Hierzu muss sie sich aus ihren „klinischen Burgen“ vermehrt in das direkte Lebensumfeld der Jugendlichen hineinbegehen und dort ihre Mitwirkung oder Behandlung ansiedeln, wo die Jugendlichen leben.“
Kinder und Jugendliche mit Verhaltensauffälligkeiten und in Krisen finden sich aber nicht nur in der Kinder- und Jugendpsychiatrie. Für sie alle gibt es ein ?Davor? und ein ?Danach?. Überhaupt gelangen nur die Wenigsten von ihnen in eine solche Einrichtung. Andere finden Hilfe in ambulanten Einrichtungen, etwa einer Beratungsstelle oder Sonderschule oder finden alleine eine Lösung für ihre Situation.
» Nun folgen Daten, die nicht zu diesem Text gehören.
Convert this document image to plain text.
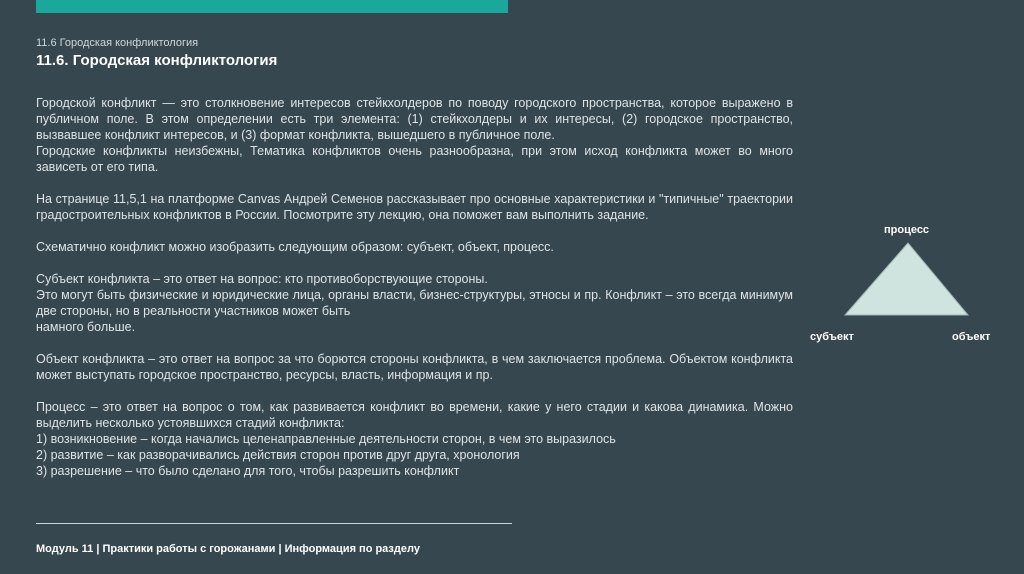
11.6 Городская конфликтология
11.6. Городская конфликтология

Городской конфликт — это столкновение интересов стейкхолдеров по поводу городского пространства, которое выражено в публичном поле. В этом определении есть три элемента: (1) стейкхолдеры и их интересы, (2) городское пространство, вызвавшее конфликт интересов, и (3) формат конфликта, вышедшего в публичное поле.

Городские конфликты неизбежны, Тематика конфликтов очень разнообразна, при этом исход конфликта может во много зависеть от его типа.

На странице 11,5,1 на платформе Canvas Андрей Семенов рассказывает про основные характеристики и "типичные" траектории градостроительных конфликтов в России. Посмотрите эту лекцию, она поможет вам выполнить задание.

Схематично конфликт можно изобразить следующим образом: субъект, объект, процесс.

Субъект конфликта – это ответ на вопрос: кто противоборствующие стороны.

Это могут быть физические и юридические лица, органы власти, бизнес-структуры, этносы и пр. Конфликт – это всегда минимум две стороны, но в реальности участников может быть

намного больше.

Объект конфликта – это ответ на вопрос за что борются стороны конфликта, в чем заключается проблема. Объектом конфликта может выступать городское пространство, ресурсы, власть, информация и пр.

Процесс – это ответ на вопрос о том, как развивается конфликт во времени, какие у него стадии и какова динамика. Можно выделить несколько устоявшихся стадий конфликта:

1) возникновение – когда начались целенаправленные деятельности сторон, в чем это выразилось

2) развитие – как разворачивались действия сторон против друг друга, хронология

3) разрешение – что было сделано для того, чтобы разрешить конфликт

процесс
субъект	объект
Модуль 11 | Практики работы с горожанами | Информация по разделу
Viele – sowohl die Kindern und Jugendlichen als auch ihre Familien – bleiben jedoch in ihrer Not allein.
Aufgabe der Pastoral ist es, die Not der Kinder und Jugendlichen mit Verhaltensauffälligkeiten, mit psychischen Störungen und in Krisen wahrzunehmen, egal wo sie vorkommen, sei es in einer Kinder- und Jugendpsychiatrie oder in der Gemeinde vor Ort und ihnen Wegbegleiter auf ihren ungeraden Wegen zu sein, ihnen Hilfen anzubieten bei der Bewältigung ihrer besonderen Lebenssituation und der Frage nach dem Sinn dessen.
Darüber hinaus ist es Aufgabe der Seelsorge, ihre Möglichkeiten dafür einzusetzen, dass diese Kinder und Jugendlichen, die – sei es im Vorfeld ihrer „Erkrankung“ oder als Folge daraus – die verschiedensten Verlusterfahrungen gemacht haben, im Raum von Kirche und Gesellschaft eine Beheimatung finden können und dass Vorurteile ihnen gegenüber abgebaut werden. Dabei sind immer auch die eigenen Möglichkeiten und Grenzen als Seelsorger zu beachten. Sinnvoll und notwendig ist in solchen Fällen eine Vernetzung und Kooperation von Seelsorge vor Ort mit Hilfseinrichtungen des psychosozialen Netzes.